The OpenSCAD source code as a GitHub Gist:

// Patio chair foot adapter
// Ed Nisley – KE4ZNU – 2023-06
include <BOSL2/std.scad>
include <BOSL2/threading.scad>
LegAngles = [5,15];
/* [Hidden] */
ThreadThick = 0.25;
ThreadWidth = 0.40;
HoleWindage = 0.2;
Protrusion = 0.1; // make holes end cleanly
function IntegerMultiple(Size,Unit) = Unit * ceil(Size / Unit);
ID = 0;
OD = 1;
LENGTH = 2;
inch = 25.4;
//———————-
// Dimensions
LegTube = [18.8 – HoleWindage,22.5,0];
Stud = [8.0,1.25,10.0]; // M8x1.25 foot stud
FlangeBase = 3.0;
//———————–
for (i=[0:len(LegAngles)-1]) {
ang = LegAngles[i];
FlangeIncr = LegTube[OD]*tan(ang);
Flange = [Stud[0],LegTube[OD],FlangeBase + FlangeIncr];
translate([i*1.5*Flange[OD],0,0])
difference() {
translate([0,0,0*-FlangeIncr/2])
threaded_nut(2*Flange[OD],Stud[0],1.5*Stud[2],Stud[1],
anchor=BOTTOM,bevel=false,$slop=0.2);
rotate([0,ang,0]) {
translate([0,0,FlangeBase + FlangeIncr/2])
tube(4*Stud[2],2*Flange[OD],LegTube[ID]/2,
anchor=BOTTOM);
tube(4*Stud[2],2*Flange[OD],Flange[OD]/2,
anchor=CENTER);
}
cube([Flange[OD],ThreadWidth,2*ThreadThick],anchor=BOTTOM+RIGHT);
}
}

Comments

4 responses to “Patio Chair Foot Adapters”

  1. danielbmartin Avatar
    danielbmartin

    If the tube diameter is compatible you might have used rubber cane tips. These are available in several sizes. Example:
    https://www.walmart.com/ip/Equate-3-4-Rubber-Cane-Tips-2-Count/776646650

    1. Ed Avatar

      The chair tubes are annoyingly larger than ¾ inch OD (maybe ⅞ inch would fit?) and I think those raw ends would punch through the rubber in short order. They might wear better than hard plastic against the concrete, though.

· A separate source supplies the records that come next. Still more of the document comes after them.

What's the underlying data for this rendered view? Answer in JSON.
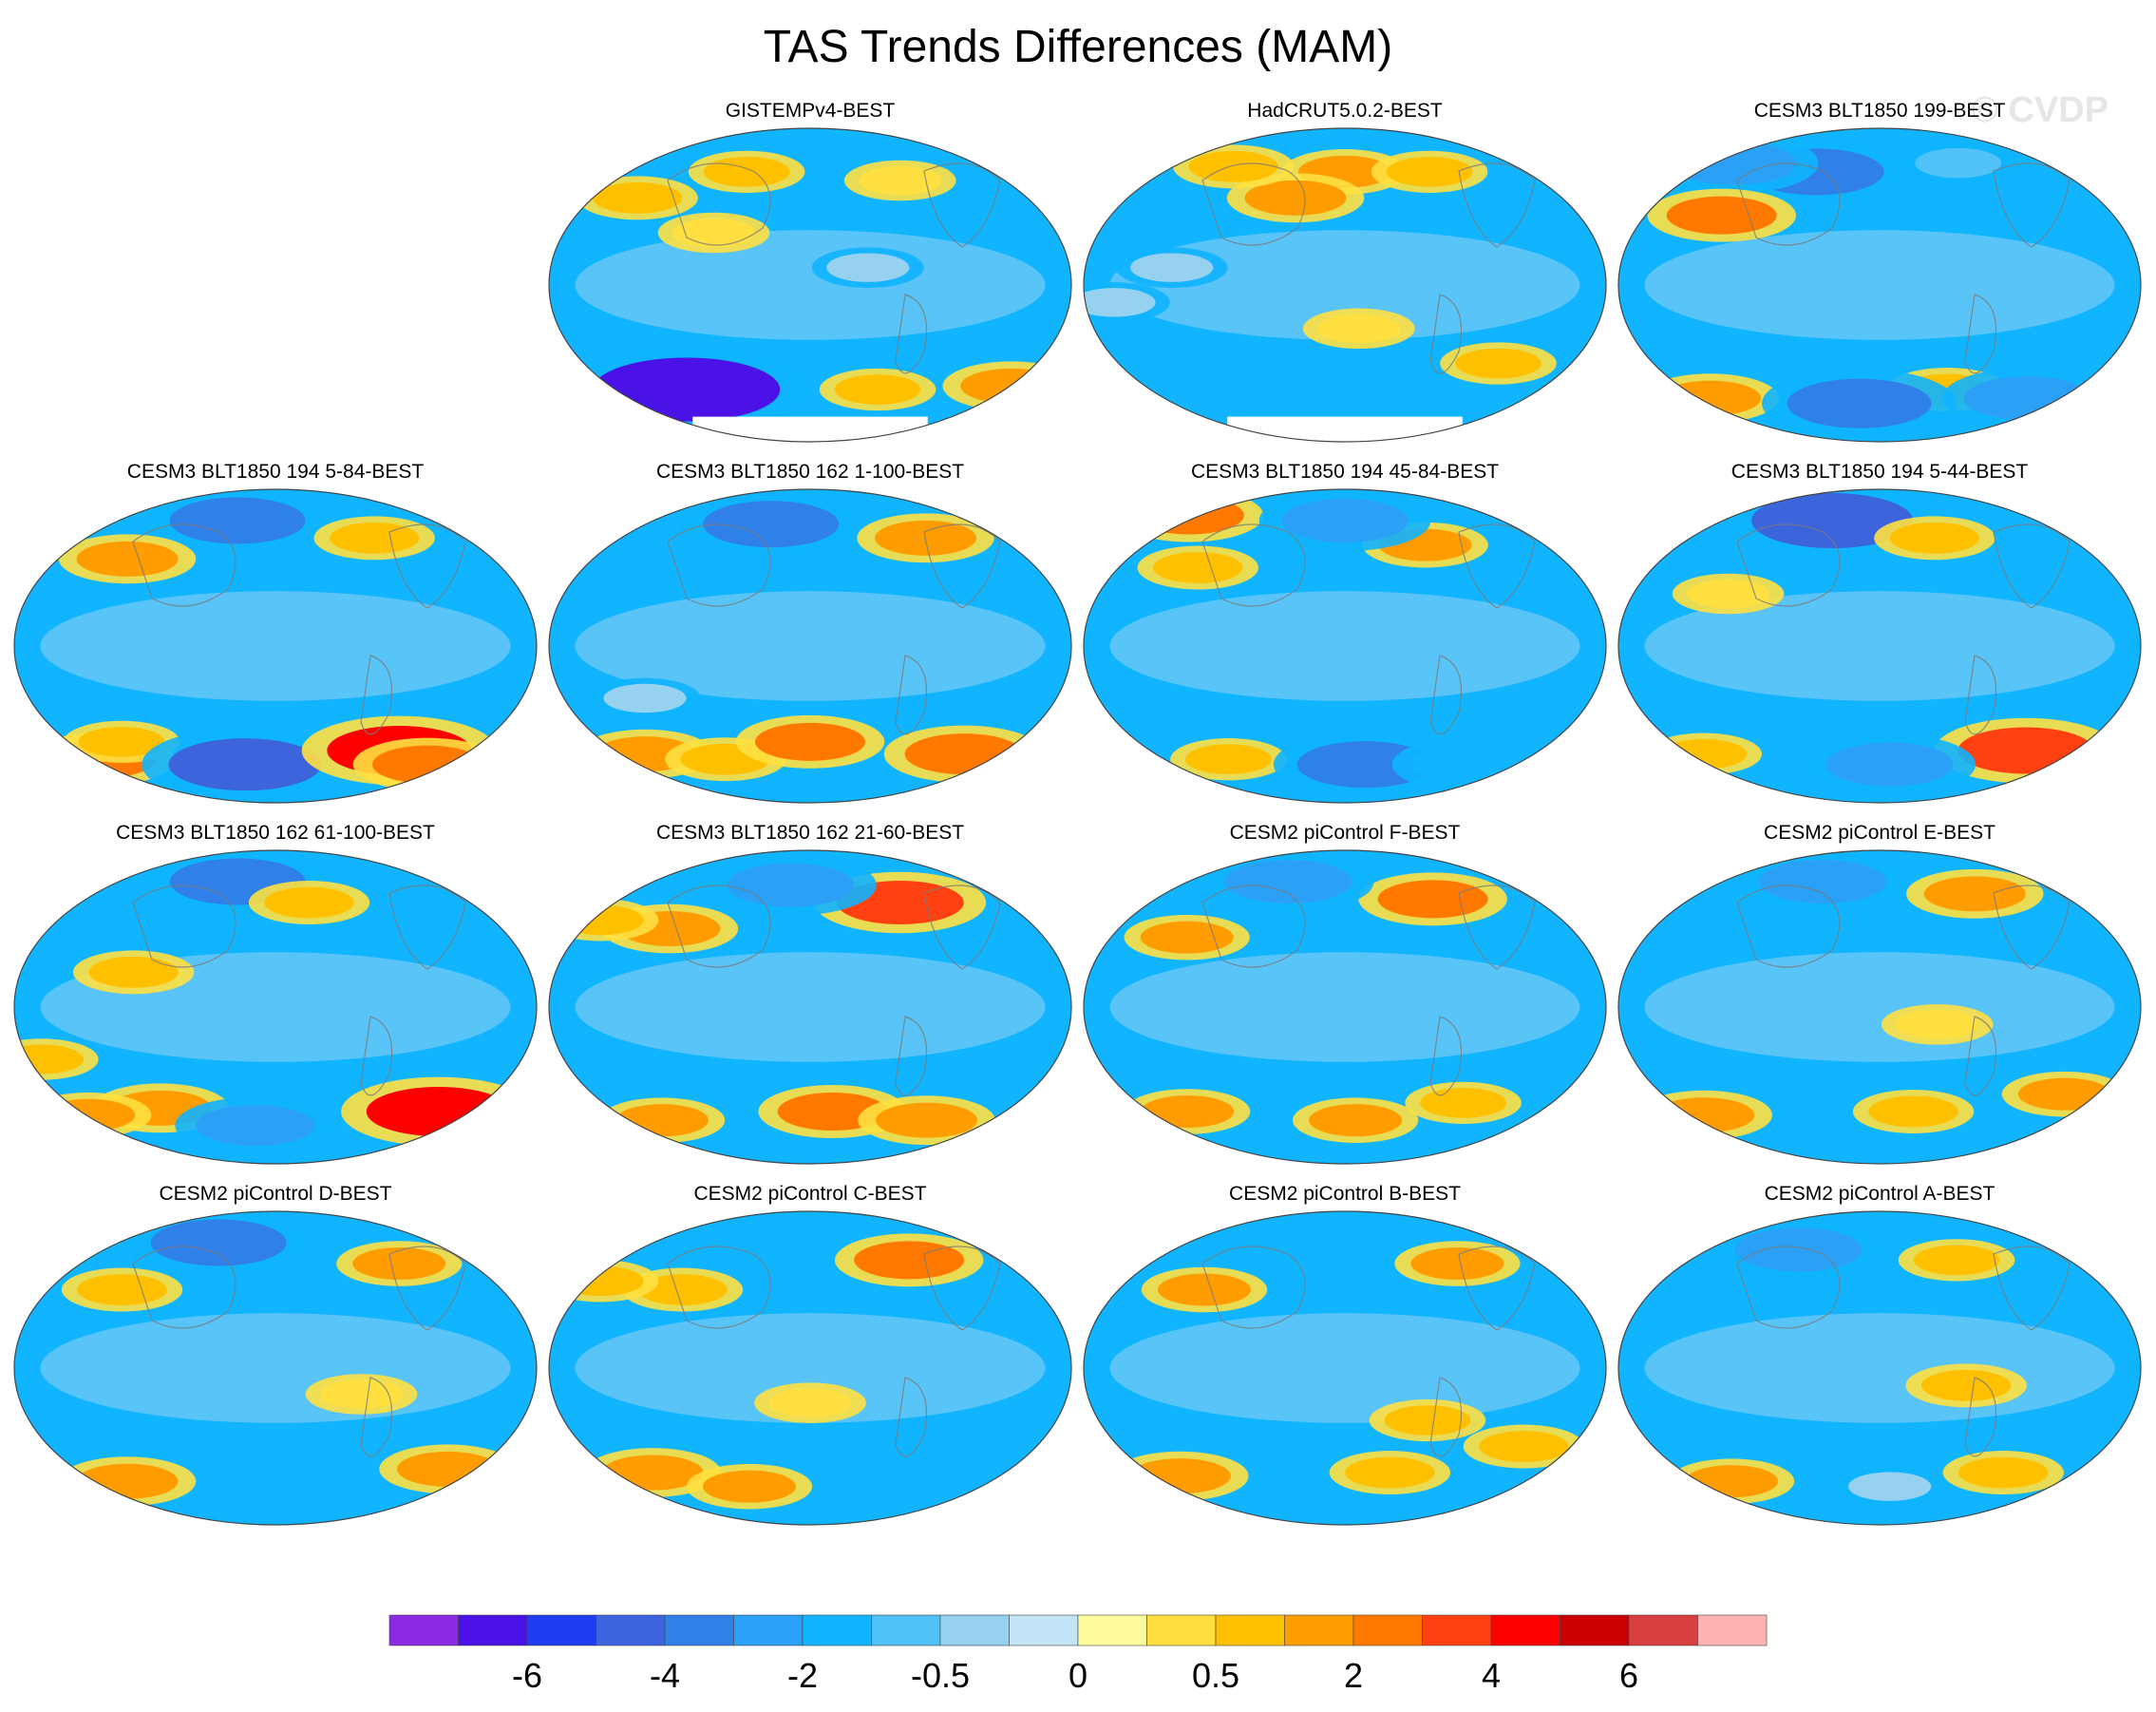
{
  "title": "TAS Trends Differences (MAM)",
  "watermark": "© CVDP",
  "chart_data": {
    "type": "heatmap",
    "title": "TAS Trends Differences (MAM)",
    "projection": "global map panels (robinson-like ellipse)",
    "layout": "4 rows x 4 columns, first cell of top row empty",
    "panels": [
      {
        "name": "GISTEMPv4-BEST",
        "has_missing_antarctica": true,
        "features": [
          {
            "lon": -140,
            "lat": 50,
            "v": 0.8
          },
          {
            "lon": -60,
            "lat": 65,
            "v": 0.6
          },
          {
            "lon": 80,
            "lat": 60,
            "v": 0.4
          },
          {
            "lon": 60,
            "lat": -60,
            "v": 0.6
          },
          {
            "lon": 175,
            "lat": -58,
            "v": 1.5
          },
          {
            "lon": -110,
            "lat": -60,
            "v": -6.5
          },
          {
            "lon": -70,
            "lat": 30,
            "v": 0.4
          },
          {
            "lon": 40,
            "lat": 10,
            "v": -0.4
          }
        ]
      },
      {
        "name": "HadCRUT5.0.2-BEST",
        "has_missing_antarctica": true,
        "features": [
          {
            "lon": 0,
            "lat": 65,
            "v": 1.0
          },
          {
            "lon": -40,
            "lat": 50,
            "v": 1.5
          },
          {
            "lon": 80,
            "lat": 65,
            "v": 0.6
          },
          {
            "lon": -110,
            "lat": 68,
            "v": 0.8
          },
          {
            "lon": 10,
            "lat": -25,
            "v": 0.4
          },
          {
            "lon": -120,
            "lat": 10,
            "v": -0.4
          },
          {
            "lon": -160,
            "lat": -10,
            "v": -0.4
          },
          {
            "lon": 120,
            "lat": -45,
            "v": 0.6
          }
        ]
      },
      {
        "name": "CESM3 BLT1850 199-BEST",
        "features": [
          {
            "lon": -60,
            "lat": 65,
            "v": -3.5
          },
          {
            "lon": -150,
            "lat": 70,
            "v": -3.0
          },
          {
            "lon": -120,
            "lat": 40,
            "v": 2.0
          },
          {
            "lon": 80,
            "lat": 70,
            "v": -0.6
          },
          {
            "lon": 60,
            "lat": -60,
            "v": 0.8
          },
          {
            "lon": -160,
            "lat": -65,
            "v": 1.5
          },
          {
            "lon": -20,
            "lat": -68,
            "v": -4.0
          },
          {
            "lon": 140,
            "lat": -65,
            "v": -3.0
          }
        ]
      },
      {
        "name": "CESM3 BLT1850 194 5-84-BEST",
        "features": [
          {
            "lon": -40,
            "lat": 72,
            "v": -3.5
          },
          {
            "lon": -120,
            "lat": 50,
            "v": 1.5
          },
          {
            "lon": 90,
            "lat": 62,
            "v": 0.8
          },
          {
            "lon": -165,
            "lat": -65,
            "v": 2.0
          },
          {
            "lon": -130,
            "lat": -55,
            "v": 0.6
          },
          {
            "lon": -30,
            "lat": -68,
            "v": -4.5
          },
          {
            "lon": 110,
            "lat": -60,
            "v": 4.0
          },
          {
            "lon": 150,
            "lat": -68,
            "v": 2.0
          }
        ]
      },
      {
        "name": "CESM3 BLT1850 162 1-100-BEST",
        "features": [
          {
            "lon": -40,
            "lat": 70,
            "v": -3.5
          },
          {
            "lon": 105,
            "lat": 62,
            "v": 1.5
          },
          {
            "lon": -150,
            "lat": -62,
            "v": 1.5
          },
          {
            "lon": -80,
            "lat": -65,
            "v": 0.8
          },
          {
            "lon": 0,
            "lat": -55,
            "v": 2.0
          },
          {
            "lon": 140,
            "lat": -62,
            "v": 2.5
          },
          {
            "lon": -120,
            "lat": -30,
            "v": -0.4
          }
        ]
      },
      {
        "name": "CESM3 BLT1850 194 45-84-BEST",
        "features": [
          {
            "lon": -115,
            "lat": 45,
            "v": 0.8
          },
          {
            "lon": 70,
            "lat": 58,
            "v": 1.0
          },
          {
            "lon": -175,
            "lat": 75,
            "v": 2.0
          },
          {
            "lon": 0,
            "lat": 72,
            "v": -3.0
          },
          {
            "lon": -110,
            "lat": -65,
            "v": 0.6
          },
          {
            "lon": 20,
            "lat": -68,
            "v": -3.5
          },
          {
            "lon": 120,
            "lat": -68,
            "v": -2.0
          }
        ]
      },
      {
        "name": "CESM3 BLT1850 194 5-44-BEST",
        "features": [
          {
            "lon": -50,
            "lat": 72,
            "v": -5.0
          },
          {
            "lon": 50,
            "lat": 62,
            "v": 0.8
          },
          {
            "lon": -110,
            "lat": 30,
            "v": 0.4
          },
          {
            "lon": 130,
            "lat": -60,
            "v": 3.5
          },
          {
            "lon": 10,
            "lat": -68,
            "v": -3.0
          },
          {
            "lon": -160,
            "lat": -62,
            "v": 0.6
          }
        ]
      },
      {
        "name": "CESM3 BLT1850 162 61-100-BEST",
        "features": [
          {
            "lon": -40,
            "lat": 72,
            "v": -3.5
          },
          {
            "lon": -100,
            "lat": 20,
            "v": 0.8
          },
          {
            "lon": 30,
            "lat": 60,
            "v": 0.8
          },
          {
            "lon": 145,
            "lat": -60,
            "v": 4.0
          },
          {
            "lon": -100,
            "lat": -58,
            "v": 1.5
          },
          {
            "lon": -170,
            "lat": -62,
            "v": 1.0
          },
          {
            "lon": -20,
            "lat": -68,
            "v": -2.5
          },
          {
            "lon": -170,
            "lat": -30,
            "v": 0.5
          }
        ]
      },
      {
        "name": "CESM3 BLT1850 162 21-60-BEST",
        "features": [
          {
            "lon": 80,
            "lat": 60,
            "v": 3.0
          },
          {
            "lon": -110,
            "lat": 45,
            "v": 1.5
          },
          {
            "lon": -170,
            "lat": 50,
            "v": 0.6
          },
          {
            "lon": 20,
            "lat": -60,
            "v": 2.0
          },
          {
            "lon": -140,
            "lat": -65,
            "v": 1.0
          },
          {
            "lon": 110,
            "lat": -65,
            "v": 1.5
          },
          {
            "lon": -20,
            "lat": 70,
            "v": -3.0
          }
        ]
      },
      {
        "name": "CESM2 piControl F-BEST",
        "features": [
          {
            "lon": 80,
            "lat": 62,
            "v": 2.0
          },
          {
            "lon": -120,
            "lat": 40,
            "v": 1.0
          },
          {
            "lon": -60,
            "lat": 72,
            "v": -3.0
          },
          {
            "lon": -140,
            "lat": -60,
            "v": 1.0
          },
          {
            "lon": 10,
            "lat": -65,
            "v": 1.0
          },
          {
            "lon": 100,
            "lat": -55,
            "v": 0.6
          }
        ]
      },
      {
        "name": "CESM2 piControl E-BEST",
        "features": [
          {
            "lon": -60,
            "lat": 72,
            "v": -3.0
          },
          {
            "lon": 90,
            "lat": 65,
            "v": 1.5
          },
          {
            "lon": -160,
            "lat": -62,
            "v": 1.5
          },
          {
            "lon": 30,
            "lat": -60,
            "v": 0.8
          },
          {
            "lon": 150,
            "lat": -50,
            "v": 1.0
          },
          {
            "lon": 40,
            "lat": -10,
            "v": 0.4
          }
        ]
      },
      {
        "name": "CESM2 piControl D-BEST",
        "features": [
          {
            "lon": -60,
            "lat": 72,
            "v": -3.5
          },
          {
            "lon": -120,
            "lat": 45,
            "v": 0.8
          },
          {
            "lon": 110,
            "lat": 60,
            "v": 1.0
          },
          {
            "lon": -140,
            "lat": -65,
            "v": 1.5
          },
          {
            "lon": 150,
            "lat": -58,
            "v": 1.5
          },
          {
            "lon": 60,
            "lat": -15,
            "v": 0.4
          }
        ]
      },
      {
        "name": "CESM2 piControl C-BEST",
        "features": [
          {
            "lon": 90,
            "lat": 62,
            "v": 2.0
          },
          {
            "lon": -100,
            "lat": 45,
            "v": 0.8
          },
          {
            "lon": -170,
            "lat": 50,
            "v": 0.6
          },
          {
            "lon": -140,
            "lat": -60,
            "v": 1.5
          },
          {
            "lon": -60,
            "lat": -68,
            "v": 1.0
          },
          {
            "lon": 0,
            "lat": -20,
            "v": 0.4
          }
        ]
      },
      {
        "name": "CESM2 piControl B-BEST",
        "features": [
          {
            "lon": -110,
            "lat": 45,
            "v": 1.0
          },
          {
            "lon": 100,
            "lat": 60,
            "v": 1.0
          },
          {
            "lon": 40,
            "lat": -60,
            "v": 0.8
          },
          {
            "lon": 60,
            "lat": -30,
            "v": 0.6
          },
          {
            "lon": -150,
            "lat": -62,
            "v": 1.5
          },
          {
            "lon": 140,
            "lat": -45,
            "v": 0.8
          }
        ]
      },
      {
        "name": "CESM2 piControl A-BEST",
        "features": [
          {
            "lon": -80,
            "lat": 68,
            "v": -3.0
          },
          {
            "lon": 60,
            "lat": -10,
            "v": 0.8
          },
          {
            "lon": 70,
            "lat": 62,
            "v": 0.6
          },
          {
            "lon": -140,
            "lat": -65,
            "v": 1.0
          },
          {
            "lon": 110,
            "lat": -60,
            "v": 0.8
          },
          {
            "lon": 10,
            "lat": -68,
            "v": -0.4
          }
        ]
      }
    ],
    "colorbar": {
      "tick_labels": [
        "-6",
        "-4",
        "-2",
        "-0.5",
        "0",
        "0.5",
        "2",
        "4",
        "6"
      ],
      "boundaries": [
        -7,
        -6,
        -5,
        -4,
        -3,
        -2,
        -1,
        -0.5,
        -0.2,
        0,
        0.2,
        0.5,
        1,
        2,
        3,
        4,
        5,
        6,
        7
      ],
      "colors": [
        "#8a2be2",
        "#4a12e6",
        "#1e3cf0",
        "#3c64dc",
        "#3080ea",
        "#2aa0f6",
        "#10b4ff",
        "#50c2f8",
        "#96d2f0",
        "#c2e4f6",
        "#fffca0",
        "#ffe040",
        "#ffc000",
        "#ff9c00",
        "#ff7800",
        "#ff4010",
        "#ff0000",
        "#cc0000",
        "#d84040",
        "#ffb4b4"
      ]
    },
    "background_value": -1.2
  }
}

      For less than half the price, I got to do some solid modeling!

  2. Jaypee Avatar
    Jaypee

    With such a shape, it may be interesting to split the body with a median plane, and print two half-cylindrical parts :
    Some superglue and the tube will keep them together, and overall resistance to shearing forces does not depend on layer cohesion.

    1. Ed Avatar

      Aye!

      I think that chunky steel screw up the middle will distribute the stress evenly enough to let the plastic hang together, particularly because the whole thing is under compression around the perimeter. A couple of early failures will convince me otherwise, in which case I’ll try a different layout.

      FWIW, our Young Engineer printed some spectacularly nice screw threads laid out horizontally, which I wouldn’t have believed possible.